Complete step-by-step answer:

Now, from the given condition in the question we have

\[\Rightarrow \sin \alpha =\dfrac{1}{2}\]

As we already know that from the trigonometric identities the relation between sine and

cosine functions can be expressed as

\[{{\sin }^{2}}\theta +{{\cos }^{2}}\theta =1\]

Now, by using the above identity we can say that

\[\Rightarrow {{\sin }^{2}}\alpha +{{\cos }^{2}}\alpha =1\]

Now, this can also be written as

\[\Rightarrow {{\cos }^{2}}\alpha =1-{{\sin }^{2}}\alpha \]

Now, by substituting the value of sine function we get,

\[\Rightarrow {{\cos }^{2}}\alpha =1-{{\left( \dfrac{1}{2} \right)}^{2}}\]

Now, this can also be written as

\[\Rightarrow {{\cos }^{2}}\alpha =1-\dfrac{1}{4}\]

Now, on further simplification we get,

\[\Rightarrow {{\cos }^{2}}\alpha =\dfrac{3}{4}\]

Let us now apply the square root on both the sides

\[\therefore \cos \alpha =\dfrac{\sqrt{3}}{2}\]

Now, from the given expression in the question we have

\[\Rightarrow 3\cos \alpha -4{{\cos }^{3}}\alpha =0\]

Let us now consider the left hand side of the given expression

\[\Rightarrow 3\cos \alpha -4{{\cos }^{3}}\alpha \]

Now, on substituting the value of cosine function in the above expression we get,

\[\Rightarrow 3\left( \dfrac{\sqrt{3}}{2} \right)-4{{\left( \dfrac{\sqrt{3}}{2} \right)}^{3}}\]

Now, this can also be written further as

\[\Rightarrow \dfrac{3\sqrt{3}}{2}-4\left( \dfrac{3\sqrt{3}}{8} \right)\]

Now, on cancelling out the common terms we get,

\[\Rightarrow \dfrac{3\sqrt{3}}{2}-\dfrac{3\sqrt{3}}{2}\]

Now, on further simplification we get,

\[\Rightarrow 0\]

Hence, \[3\cos \alpha -4{{\cos }^{3}}\alpha =0\]



Note:
Instead of finding the cosine value from the sine value using trigonometric identity we can also find it by the trigonometric ratios formula.

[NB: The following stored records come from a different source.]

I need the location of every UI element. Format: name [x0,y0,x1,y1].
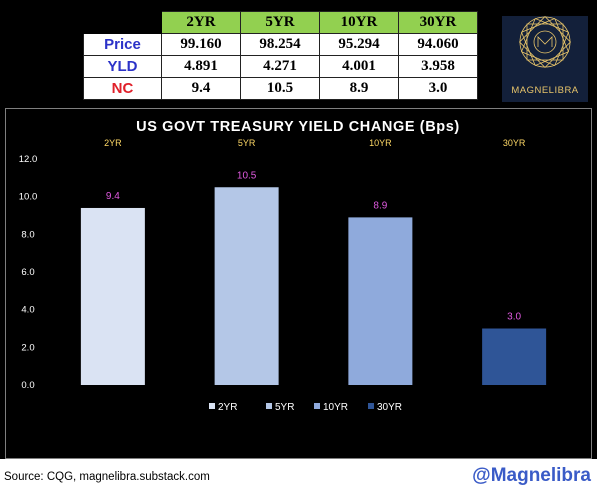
legend-swatch-5yr [266,403,272,409]
table-row-yld: YLD 4.891 4.271 4.001 3.958 [83,55,478,78]
source-text: Source: CQG, magnelibra.substack.com [4,471,210,483]
bars [80,187,547,385]
table-header-row: 2YR 5YR 10YR 30YR [83,11,478,34]
yld-10yr: 4.001 [319,55,399,78]
table-header-30yr: 30YR [398,11,478,34]
data-label-30yr: 3.0 [507,312,521,323]
logo-text: MAGNELIBRA [511,85,579,96]
yield-change-chart: US GOVT TREASURY YIELD CHANGE (Bps) 0.0 2… [19,119,547,413]
category-labels: 2YR 5YR 10YR 30YR [104,138,526,148]
category-label-5yr: 5YR [238,138,256,148]
data-label-5yr: 10.5 [237,170,257,181]
price-5yr: 98.254 [240,33,320,56]
category-label-30yr: 30YR [503,138,526,148]
bar-10yr [348,217,413,385]
twitter-handle: @Magnelibra [472,465,591,486]
table-row-nc: NC 9.4 10.5 8.9 3.0 [83,77,478,100]
y-tick-label: 2.0 [21,342,34,353]
nc-2yr: 9.4 [161,77,241,100]
table-header-10yr: 10YR [319,11,399,34]
y-axis-ticks: 0.0 2.0 4.0 6.0 8.0 10.0 12.0 [19,154,38,391]
legend-swatch-10yr [314,403,320,409]
bar-30yr [482,328,547,385]
legend-label-30yr: 30YR [377,402,402,413]
chart-legend: 2YR 5YR 10YR 30YR [209,402,402,413]
chart-title: US GOVT TREASURY YIELD CHANGE (Bps) [136,119,460,135]
bar-data-labels: 9.4 10.5 8.9 3.0 [106,170,522,322]
yld-30yr: 3.958 [398,55,478,78]
yld-5yr: 4.271 [240,55,320,78]
y-tick-label: 8.0 [21,229,34,240]
nc-30yr: 3.0 [398,77,478,100]
legend-swatch-30yr [368,403,374,409]
legend-swatch-2yr [209,403,215,409]
y-tick-label: 12.0 [19,154,38,165]
table-header-2yr: 2YR [161,11,241,34]
price-10yr: 95.294 [319,33,399,56]
data-label-10yr: 8.9 [373,200,387,211]
yield-summary-table: 2YR 5YR 10YR 30YR Price 99.160 98.254 95… [83,11,478,100]
y-tick-label: 4.0 [21,305,34,316]
y-tick-label: 10.0 [19,192,38,203]
yld-2yr: 4.891 [161,55,241,78]
price-30yr: 94.060 [398,33,478,56]
bar-5yr [214,187,279,385]
category-label-10yr: 10YR [369,138,392,148]
table-corner-cell [83,11,162,34]
legend-label-10yr: 10YR [323,402,348,413]
row-label-yld: YLD [83,55,162,78]
nc-5yr: 10.5 [240,77,320,100]
y-tick-label: 6.0 [21,267,34,278]
nc-10yr: 8.9 [319,77,399,100]
legend-label-2yr: 2YR [218,402,237,413]
table-row-price: Price 99.160 98.254 95.294 94.060 [83,33,478,56]
footer: Source: CQG, magnelibra.substack.com @Ma… [0,459,597,494]
row-label-price: Price [83,33,162,56]
table-header-5yr: 5YR [240,11,320,34]
magnelibra-logo: MAGNELIBRA [502,15,588,102]
price-2yr: 99.160 [161,33,241,56]
category-label-2yr: 2YR [104,138,122,148]
row-label-nc: NC [83,77,162,100]
y-tick-label: 0.0 [21,380,34,391]
bar-2yr [80,207,145,385]
chart-panel: US GOVT TREASURY YIELD CHANGE (Bps) 0.0 2… [5,108,592,459]
legend-label-5yr: 5YR [275,402,294,413]
mandala-icon [518,15,572,69]
data-label-2yr: 9.4 [106,191,120,202]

We need to find the hypotenuse, adjacent and opposite sides to get the value and then further substitute it in the given expression. Both the methods give the same result.

It is important to note that while finding the values we need to be careful about the signs and the calculations because neglecting any of the terms or considering incorrect values changes the result completely.